Dado que era un momento temprano de la temporada, a Luka le sorprendió el número de barcos que se encontraban varados en el largo banco de arena de la playa del otro lado de la bahía. Hacia ellos avanzaban en hilera equipos de marineros que llevaban calderos con brea, barras de hierro y mazas para calafatear los cascos. El fuerte olor de la brea caliente que flotaba en el aire se superponía casi completamente, aunque no del todo, a los acres vahos de la carne que estaban curando en los locales para ahumar que había a lo largo del puerto.

—Es demasiado pronto para entrar en dique seco —comentó Luka.
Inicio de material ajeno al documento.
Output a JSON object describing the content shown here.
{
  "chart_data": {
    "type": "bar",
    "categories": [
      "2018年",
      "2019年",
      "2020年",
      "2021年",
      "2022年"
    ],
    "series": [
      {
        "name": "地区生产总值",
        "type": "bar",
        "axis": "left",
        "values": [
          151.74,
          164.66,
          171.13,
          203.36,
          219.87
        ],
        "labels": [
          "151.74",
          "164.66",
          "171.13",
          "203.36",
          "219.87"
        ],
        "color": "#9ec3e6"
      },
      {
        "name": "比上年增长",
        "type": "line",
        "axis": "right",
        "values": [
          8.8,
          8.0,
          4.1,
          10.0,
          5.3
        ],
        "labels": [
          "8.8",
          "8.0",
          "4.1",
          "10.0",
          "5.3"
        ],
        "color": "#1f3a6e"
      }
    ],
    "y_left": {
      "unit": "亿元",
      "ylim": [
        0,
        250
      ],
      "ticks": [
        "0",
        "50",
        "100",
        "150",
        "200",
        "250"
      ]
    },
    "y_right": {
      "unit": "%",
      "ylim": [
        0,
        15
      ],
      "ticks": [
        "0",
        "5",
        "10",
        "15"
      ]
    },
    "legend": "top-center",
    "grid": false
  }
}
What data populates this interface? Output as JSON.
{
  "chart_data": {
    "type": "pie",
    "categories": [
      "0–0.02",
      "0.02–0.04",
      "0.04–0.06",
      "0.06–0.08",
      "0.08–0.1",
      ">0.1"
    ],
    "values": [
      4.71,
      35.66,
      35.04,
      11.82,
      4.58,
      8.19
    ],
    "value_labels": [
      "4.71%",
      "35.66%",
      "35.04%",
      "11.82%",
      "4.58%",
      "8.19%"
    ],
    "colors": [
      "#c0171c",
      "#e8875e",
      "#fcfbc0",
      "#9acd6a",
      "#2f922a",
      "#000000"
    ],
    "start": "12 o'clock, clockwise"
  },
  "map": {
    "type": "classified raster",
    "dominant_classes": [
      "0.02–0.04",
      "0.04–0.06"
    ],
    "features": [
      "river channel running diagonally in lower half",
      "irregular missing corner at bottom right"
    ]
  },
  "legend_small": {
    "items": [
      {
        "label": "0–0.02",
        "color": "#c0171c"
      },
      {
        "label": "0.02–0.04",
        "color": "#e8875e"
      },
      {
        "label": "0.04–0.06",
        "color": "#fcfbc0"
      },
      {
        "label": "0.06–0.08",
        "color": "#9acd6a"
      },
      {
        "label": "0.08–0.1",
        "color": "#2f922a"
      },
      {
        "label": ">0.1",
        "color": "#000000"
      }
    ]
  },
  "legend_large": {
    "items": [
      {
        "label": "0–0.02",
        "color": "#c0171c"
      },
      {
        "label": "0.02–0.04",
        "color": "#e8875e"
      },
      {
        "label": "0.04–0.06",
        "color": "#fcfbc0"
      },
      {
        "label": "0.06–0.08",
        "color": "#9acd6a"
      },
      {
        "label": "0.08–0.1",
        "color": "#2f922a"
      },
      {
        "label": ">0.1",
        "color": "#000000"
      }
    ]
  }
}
Bebió un sorbo de ron rebajado con agua de la botella de arcilla que llevaba, y se enjuagó la boca, reseca a causa de la juerga de la noche anterior. Había bajado hasta los muelles con su nervioso y aún anónimo compañero, y con Benuto, el contramaestre.

—Muchos patrones han tenido suficiente para el resto del año, según dicen —explicó Benuto.

El contramaestre era un hombre maduro, originario de Miragliano, con la cara cubierta de arrugas debido a los años de exposición al sol y al salitre. Llevaba zapatos negros con hebillas, pantalones de percal manchados y abiertos por los tobillos, y una chaqueta roja para que la tripulación pudiera identificarlo con facilidad. Se cubría la cabeza con un sombrero negro que tenía tantas puntas y tan poca forma que al compañero le resultaba imposible deducir su procedencia.

—¿Cuando aún están por recoger los beneficios del verano? —preguntó Luka.

Benuto negó con la cabeza y chupó su pipa de arcilla.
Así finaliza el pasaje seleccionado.